> It still has to tell you. Visually in a form it's much faster.
Who said it cannot be visual? It's still a “conversational” UI if it's a chatbot that writes down its answer.
> Similar reason why many people prefer a blog post over a video.
Well I certainly do, but I also know that we are few and far between in that case. People in general prefer videos over blog post by a very large margin.
> Talking is not very efficient, and it's serial in fixed time. With something visual you can look at whatever you want whenever you want, at your own (irregular) pace. You will also be able to make changes much faster. You can go to the target form element right away, and you get immediate feedback from the GUI.
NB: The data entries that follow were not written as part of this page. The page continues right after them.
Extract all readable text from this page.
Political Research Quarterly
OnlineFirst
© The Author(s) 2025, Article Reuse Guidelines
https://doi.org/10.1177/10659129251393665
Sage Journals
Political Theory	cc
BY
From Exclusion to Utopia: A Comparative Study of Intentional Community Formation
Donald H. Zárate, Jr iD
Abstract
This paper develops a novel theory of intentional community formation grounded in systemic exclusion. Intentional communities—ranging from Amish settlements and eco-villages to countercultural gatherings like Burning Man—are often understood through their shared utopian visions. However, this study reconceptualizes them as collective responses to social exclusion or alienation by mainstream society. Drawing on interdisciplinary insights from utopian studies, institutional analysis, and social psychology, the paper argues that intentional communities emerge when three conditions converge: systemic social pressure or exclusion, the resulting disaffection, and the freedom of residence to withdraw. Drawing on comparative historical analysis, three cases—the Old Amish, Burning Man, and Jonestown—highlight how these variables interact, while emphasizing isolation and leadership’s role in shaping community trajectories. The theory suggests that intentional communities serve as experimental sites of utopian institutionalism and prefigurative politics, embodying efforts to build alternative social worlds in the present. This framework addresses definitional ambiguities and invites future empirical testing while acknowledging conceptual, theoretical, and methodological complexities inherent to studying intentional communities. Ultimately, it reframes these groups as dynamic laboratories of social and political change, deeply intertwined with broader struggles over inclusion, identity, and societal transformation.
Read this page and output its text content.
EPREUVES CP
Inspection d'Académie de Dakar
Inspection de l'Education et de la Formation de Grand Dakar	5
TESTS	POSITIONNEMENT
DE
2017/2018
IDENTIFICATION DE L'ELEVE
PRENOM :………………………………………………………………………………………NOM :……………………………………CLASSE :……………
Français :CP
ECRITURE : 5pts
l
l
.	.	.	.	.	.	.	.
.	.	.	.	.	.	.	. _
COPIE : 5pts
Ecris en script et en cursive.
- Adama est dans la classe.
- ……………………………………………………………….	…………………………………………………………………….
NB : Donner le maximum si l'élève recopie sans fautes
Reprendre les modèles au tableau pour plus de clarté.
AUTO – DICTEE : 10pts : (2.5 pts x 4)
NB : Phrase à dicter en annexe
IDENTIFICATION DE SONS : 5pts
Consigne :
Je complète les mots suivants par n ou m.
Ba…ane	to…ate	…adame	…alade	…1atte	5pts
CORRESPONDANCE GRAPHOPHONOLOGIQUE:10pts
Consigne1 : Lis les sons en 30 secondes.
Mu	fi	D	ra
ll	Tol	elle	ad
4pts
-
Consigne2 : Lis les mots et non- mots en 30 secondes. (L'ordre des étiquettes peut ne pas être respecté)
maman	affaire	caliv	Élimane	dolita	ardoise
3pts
Saying “I want to travel to Berlin next monday” is much faster than fighting with the website's custom datepicker which will block you until you select your return date until you realize you need to go back and toggle the “one way trip” button before clicking the calendar otherwise it's not working…
There's a reason why nerds love their terminal: GUIs are just very slow and annoying. They are useful for whatever new thing you're doing, because it's much more discoverable than CLI, but it's much less efficient.
> If it's talk, you need to wait to have it said back to you - same reason as why important communication in flight control or military is always read back. Even humans misunderstand. You can't just talk-and-forget unless you accept errors.
This is true, but stays true with a GUI, that's why you have those pesky confirmation pop-ups, because as annoying as they are when you know what you're doing, they are necessary to catch errors.
> You would need some true intelligence for just some brief spoken requests to work well enough.
I don't think so. IMO you just need something that emulates intelligence enough on that particular purpose. And we've seen that LLMs are pretty decent at emulating apparent intelligence so I wouldn't bet against them on that.